New guidelines set high publishing bar for Academics
Kenya’s Commission for University Education has issued stringent new guidelines for the appointment and promotion of academic staff in a system that gives heavy emphasis to publication in reputable, peer-reviewed journals and discourages publication in so-called predatory journals. While the move is intended to raise academic standards, it has also raised concerns about the hurdles to publication facing many Kenyan academics.
According to Commission Chairman Professor Chacha Nyaigotti-Chacha, there are six categories of evaluation for those seeking appointment or promotion: qualification, work experience, research and publication, quality teaching, administration and community engagement.
Within the research and publication category, there are weighted points based on type of publication and scholarly output. Scoring the highest points (the maximum of 24) is publication of a university-level scholarly book, followed by a patented invention or innovation (16 points), while an article in a refereed journal earns eight points.

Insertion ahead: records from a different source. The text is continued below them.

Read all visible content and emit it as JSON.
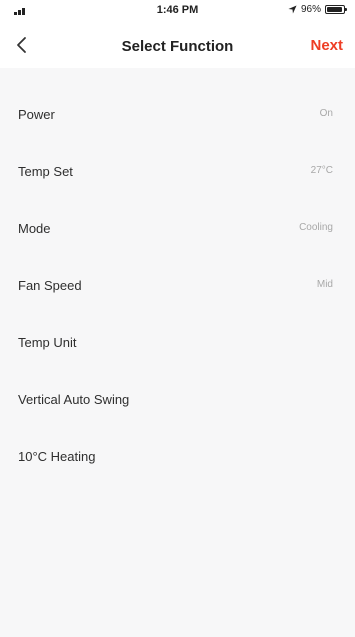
{
  "status_bar": {
    "time": "1:46 PM",
    "battery": "96%"
  },
  "nav": {
    "title": "Select Function",
    "next_label": "Next"
  },
  "functions": [
    {
      "label": "Power",
      "value": "On"
    },
    {
      "label": "Temp Set",
      "value": "27°C"
    },
    {
      "label": "Mode",
      "value": "Cooling"
    },
    {
      "label": "Fan Speed",
      "value": "Mid"
    },
    {
      "label": "Temp Unit",
      "value": ""
    },
    {
      "label": "Vertical Auto Swing",
      "value": ""
    },
    {
      "label": "10°C Heating",
      "value": ""
    }
  ],
  "colors": {
    "accent": "#ee3d24",
    "background": "#f7f7f8",
    "value_text": "#a8a8a8"
  }
}
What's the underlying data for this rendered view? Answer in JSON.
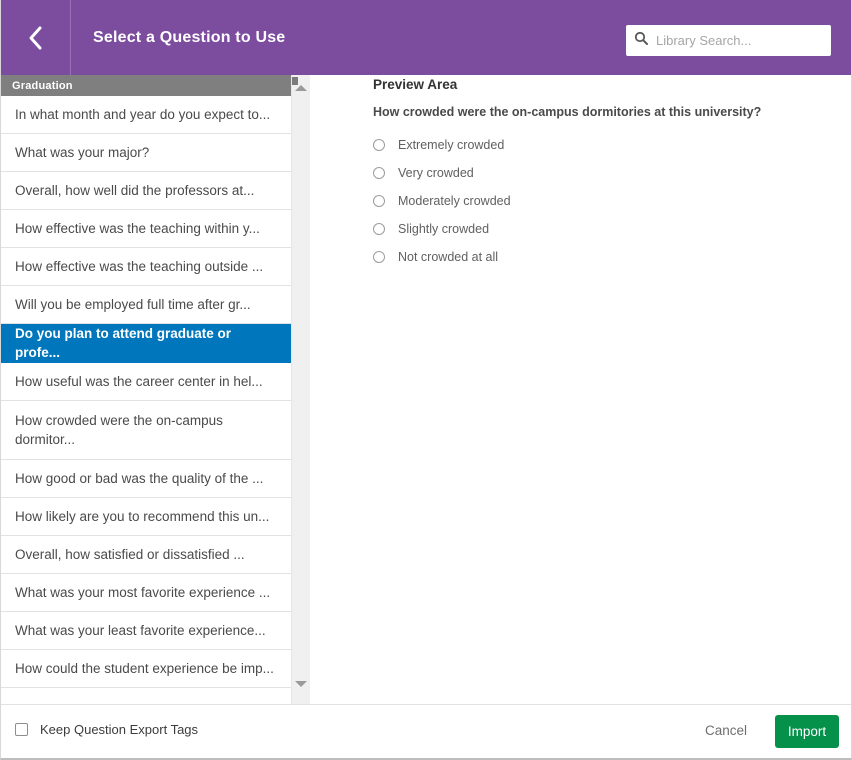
{
  "header": {
    "title": "Select a Question to Use",
    "back_icon": "chevron-left-icon",
    "search": {
      "icon": "search-icon",
      "placeholder": "Library Search...",
      "value": ""
    },
    "background_color": "#7c4d9e"
  },
  "list": {
    "category": "Graduation",
    "selected_index": 6,
    "items": [
      {
        "label": "In what month and year do you expect to...",
        "tall": false
      },
      {
        "label": "What was your major?",
        "tall": false
      },
      {
        "label": "Overall, how well did the professors at...",
        "tall": false
      },
      {
        "label": "How effective was the teaching within y...",
        "tall": false
      },
      {
        "label": "How effective was the teaching outside ...",
        "tall": false
      },
      {
        "label": "Will you be employed full time after gr...",
        "tall": false
      },
      {
        "label": "Do you plan to attend graduate or profe...",
        "tall": false
      },
      {
        "label": "How useful was the career center in hel...",
        "tall": false
      },
      {
        "label": "How crowded were the on-campus dormitor...",
        "tall": true
      },
      {
        "label": "How good or bad was the quality of the ...",
        "tall": false
      },
      {
        "label": "How likely are you to recommend this un...",
        "tall": false
      },
      {
        "label": "Overall, how satisfied or dissatisfied ...",
        "tall": false
      },
      {
        "label": "What was your most favorite experience ...",
        "tall": false
      },
      {
        "label": "What was your least favorite experience...",
        "tall": false
      },
      {
        "label": "How could the student experience be imp...",
        "tall": false
      }
    ],
    "selected_color": "#0076bd",
    "category_color": "#7f7f7f"
  },
  "scrollbar": {
    "up_icon": "scroll-up-arrow-icon",
    "down_icon": "scroll-down-arrow-icon"
  },
  "preview": {
    "title": "Preview Area",
    "question": "How crowded were the on-campus dormitories at this university?",
    "choices": [
      "Extremely crowded",
      "Very crowded",
      "Moderately crowded",
      "Slightly crowded",
      "Not crowded at all"
    ]
  },
  "footer": {
    "keep_tags_label": "Keep Question Export Tags",
    "keep_tags_checked": false,
    "cancel_label": "Cancel",
    "import_label": "Import",
    "import_color": "#06914b"
  }
}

Questioned about where academic staff should publish, Chacha said articles published in “predatory” journals will not count. So-called predatory journals are often online, open access and may be driven by financial profit rather than academic considerations.
“No one in our universities will be allowed to chart a career path through predatory and fake academic publications,” said Chacha.
Consequently, the commission has advised universities to keep abreast of information regarding fake publications and plagiarism and encouraged faculty and students to adhere to the highest standards of academic integrity.
Dr Lewis Ngesu, an associate dean at the School of Education at the University of Nairobi, said while the new guidelines will help to discourage publication by academics in predatory open access journals, there remain challenges to publication for African academics.
"Whereas the move might be in the right direction, a reduced number of peer-reviewed journals in Sub-Saharan Africa, as well as the lack of support from universities to attend conferences, are likely to pose challenges for lecturers in Kenya universities,” said Ngesu.
As Ngesu pointed out, the commission has raised the bar high for many wishing to join or to rise through the ranks in academia.
According to Dr Maureen Mweru, a senior lecturer at Kenyatta University, difficulties in obtaining recent and relevant books and journal articles, negative reviews of submissions to journals, as well as poor attitudes by lecturers are some of the factors that have led to limited numbers of publications from Kenyan academics.
In addition, they faced “overcrowded lecture halls and excessive numbers of examinations to grade that take extra time that lecturers could use to undertake research and write papers,” Mweru told University World News.
Publish or perish
Regardless of whether the challenges to publication are real or imagined, future academic appointments and promotions will in future hinge on a candidate’s publications in reputable journals with high impact.
Although academic staff can earn credit points from the publishing of books and book chapters, book editing, specialised learning modules, administration and community engagement, the new guidelines seem to hold publication in refereed journals in particularly high esteem.
Whereas in future all lecturers will be required to hold a PhD degree, or in special cases a masters degree and three years of experience, such persons will also be required to have a minimum of 24 points, 80% of which will be derived from refereed journal papers.
An associate professor will be expected to have 48 points, 32 of which should be derived from refereed scholarly journals.
In addition to other conditions that include the supervision of at least five PhD students, a full professor will be required to have 60 points, 48 of which should be derived from refereed journals in his or her areas of specialisation.
In addition to discouraging predatory journal publications, the guidelines are expected to put an end to controversy prevailing in Kenyan universities about where a research supervisor’s name should appear in a journal citation, with the new guidelines clearly stipulating that in the case of postgraduate supervision of a PhD or a masters student, the name of the supervisor should come last in any journal publication’s listing order.
The commission has developed a weighted distribution formula in circumstances of multiple authors, cited research investigators and inventors. According to Chacha, in the case of multiple authorship, publication points are expected to reflect the level of contribution of each author, as determined by the position of the author’s name in the listing of authors.
“The order of authorship is assumed to be proportional to the contribution of each author,” said Chacha.
According to an interactive version of the guidelines recently issued by the University of Nairobi to all of its academic departments, if a student publishes a journal paper with a supervisor, the student will get 5.33 points, while the supervisor will be awarded 2.67 points.
However, if the publication had three authors, the lead author would get four points, the second listed author 2.67 points and the third author 1.33 points. In a paper with 10 listed authors, the lead author would be awarded 1.45 points while the remaining points would be awarded in a descending order with the 10th listed author getting just 0.15 of a point.
In order to encourage academic staff and postgraduate students to present papers at professional and academic conferences, the guidelines are offering four points for a reviewed conference paper and two points for a non-reviewed conference paper.
The robust publication criteria also award four points for a short communication in a peer-reviewed or highly-acclaimed scholarly journal.